Mobil pun melaju kencang melawan angin.
****
Mobil yang kami bertiga kendarai akhirnya sampai di lokasi yang telah di tentukan.
"Lihat baliho besar itu," kata Manda membuka kaca mobil. "Itu konsernya. Sudah ada di depan mata kita."
Aku melirik ponselku. "Stop-stop!" kataku pada Freya yang sedang menyetir. "Aku pikir belum saatnya, karena sekarang baru jam delapan malam. Apa tidak terlalu mencolok?"
Freya menaikkan alisnya, tampak berpikir. "Pintu masuk konser dan verivikasi tiket bisa jadi dilakukan setengah jam lagi."

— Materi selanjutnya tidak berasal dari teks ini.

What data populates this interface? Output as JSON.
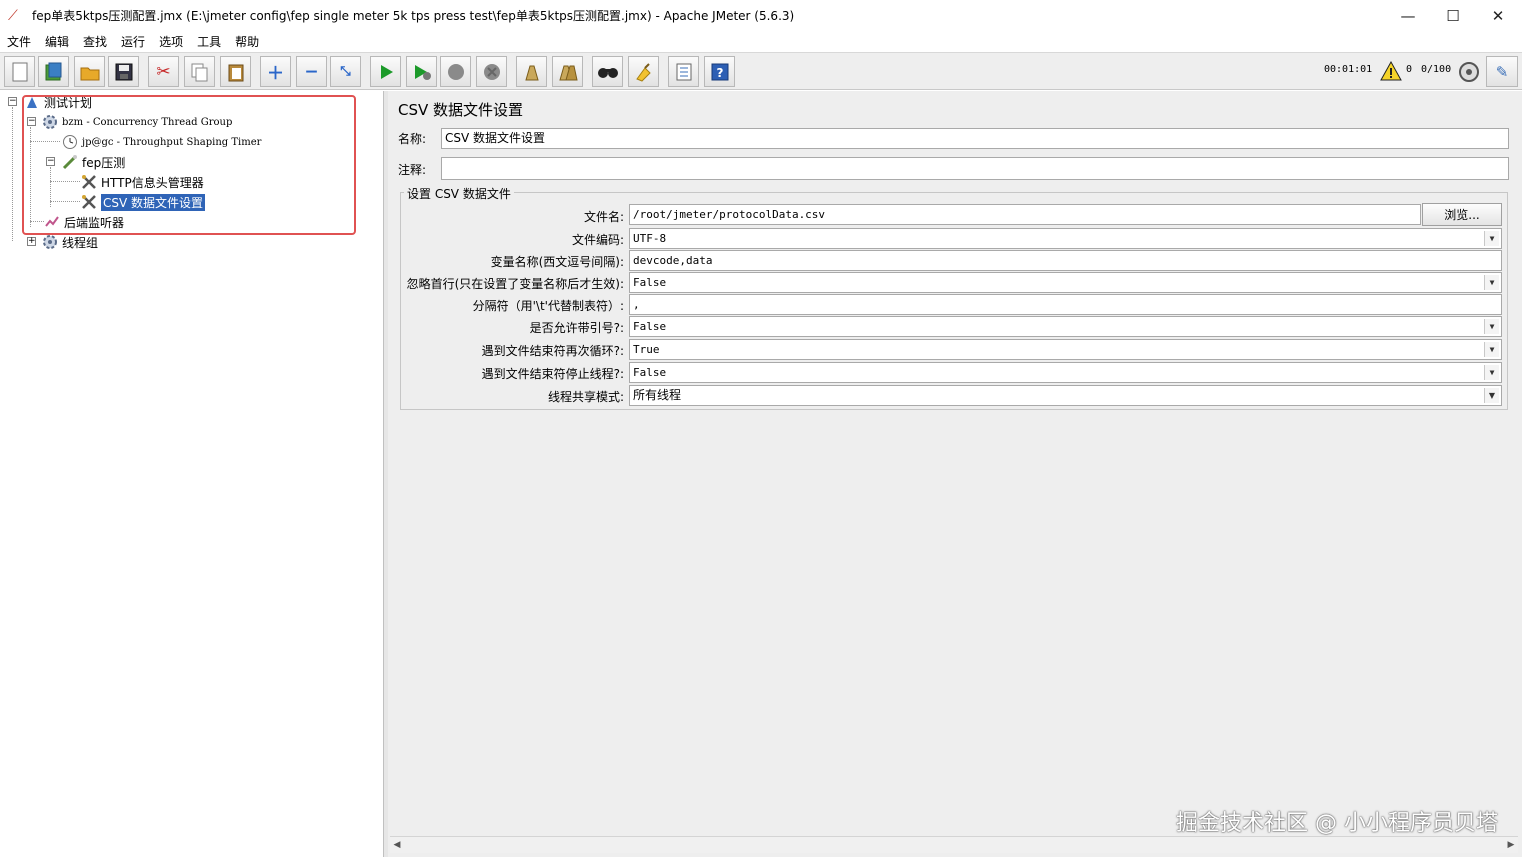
{
  "window": {
    "title": "fep单表5ktps压测配置.jmx (E:\\jmeter config\\fep single meter 5k tps press test\\fep单表5ktps压测配置.jmx) - Apache JMeter (5.6.3)",
    "minimize": "—",
    "maximize": "☐",
    "close": "✕"
  },
  "menu": [
    "文件",
    "编辑",
    "查找",
    "运行",
    "选项",
    "工具",
    "帮助"
  ],
  "toolbar": {
    "buttons": [
      "new-icon",
      "templates-icon",
      "open-icon",
      "save-icon",
      "cut-icon",
      "copy-icon",
      "paste-icon",
      "expand-icon",
      "collapse-icon",
      "toggle-icon",
      "start-icon",
      "start-no-pause-icon",
      "stop-icon",
      "shutdown-icon",
      "clear-icon",
      "clear-all-icon",
      "search-icon",
      "reset-search-icon",
      "function-helper-icon",
      "help-icon"
    ],
    "elapsed_time": "00:01:01",
    "warnings": "0",
    "threads": "0/100"
  },
  "tree": {
    "test_plan": "测试计划",
    "thread_group": "bzm - Concurrency Thread Group",
    "timer": "jp@gc - Throughput Shaping Timer",
    "controller": "fep压测",
    "header_manager": "HTTP信息头管理器",
    "csv_config": "CSV 数据文件设置",
    "backend_listener": "后端监听器",
    "thread_group2": "线程组"
  },
  "panel": {
    "title": "CSV 数据文件设置",
    "name_label": "名称:",
    "name_value": "CSV 数据文件设置",
    "comment_label": "注释:",
    "comment_value": "",
    "group_title": "设置 CSV 数据文件",
    "browse": "浏览...",
    "fields": [
      {
        "label": "文件名:",
        "value": "/root/jmeter/protocolData.csv",
        "type": "text"
      },
      {
        "label": "文件编码:",
        "value": "UTF-8",
        "type": "select"
      },
      {
        "label": "变量名称(西文逗号间隔):",
        "value": "devcode,data",
        "type": "text"
      },
      {
        "label": "忽略首行(只在设置了变量名称后才生效):",
        "value": "False",
        "type": "select"
      },
      {
        "label": "分隔符（用'\\t'代替制表符）:",
        "value": ",",
        "type": "text"
      },
      {
        "label": "是否允许带引号?:",
        "value": "False",
        "type": "select"
      },
      {
        "label": "遇到文件结束符再次循环?:",
        "value": "True",
        "type": "select"
      },
      {
        "label": "遇到文件结束符停止线程?:",
        "value": "False",
        "type": "select"
      },
      {
        "label": "线程共享模式:",
        "value": "所有线程",
        "type": "select"
      }
    ]
  },
  "watermark": "掘金技术社区 @ 小小程序员贝塔"
}
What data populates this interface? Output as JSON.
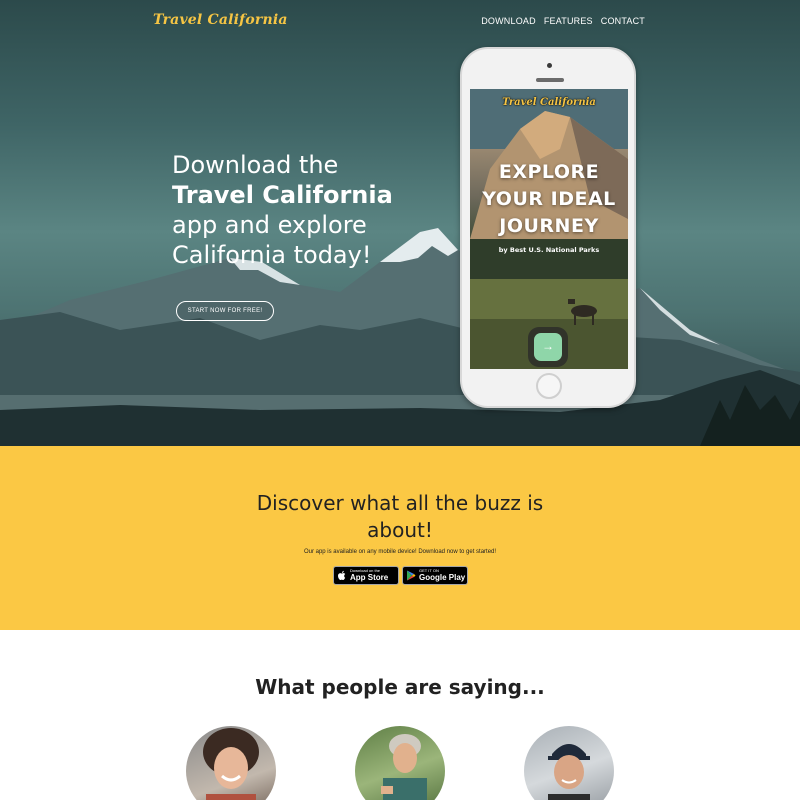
{
  "nav": {
    "brand": "Travel California",
    "links": [
      "DOWNLOAD",
      "FEATURES",
      "CONTACT"
    ]
  },
  "hero": {
    "heading_parts": [
      "Download the ",
      "Travel California",
      " app and explore California today!"
    ],
    "cta_label": "START NOW FOR FREE!"
  },
  "phone": {
    "brand": "Travel California",
    "title": "EXPLORE YOUR IDEAL JOURNEY",
    "subtitle": "by Best U.S. National Parks",
    "button_icon": "→"
  },
  "download": {
    "heading": "Discover what all the buzz is about!",
    "subtext": "Our app is available on any mobile device! Download now to get started!",
    "app_store": {
      "small": "Download on the",
      "big": "App Store",
      "icon": "apple-icon"
    },
    "google_play": {
      "small": "GET IT ON",
      "big": "Google Play",
      "icon": "google-play-icon"
    }
  },
  "testimonials": {
    "heading": "What people are saying..."
  },
  "colors": {
    "brand_yellow": "#fbc844",
    "accent_green": "#8fd6a9"
  }
}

"Mengingat penontonnya akan sangat banyak, kita bisa kesulitan mencari tempat parkir," Manda menambahkan.
Aku celingak-celinguk. "Baiklah, cari tempat yang tidak terlalu terlihat, tapi strategis untuk memantau sekeliling."
Kami menunggu dalam mobil sekitar setengah jam, dan setelah itu kami bertiga keluar satu persatu dan berpencar.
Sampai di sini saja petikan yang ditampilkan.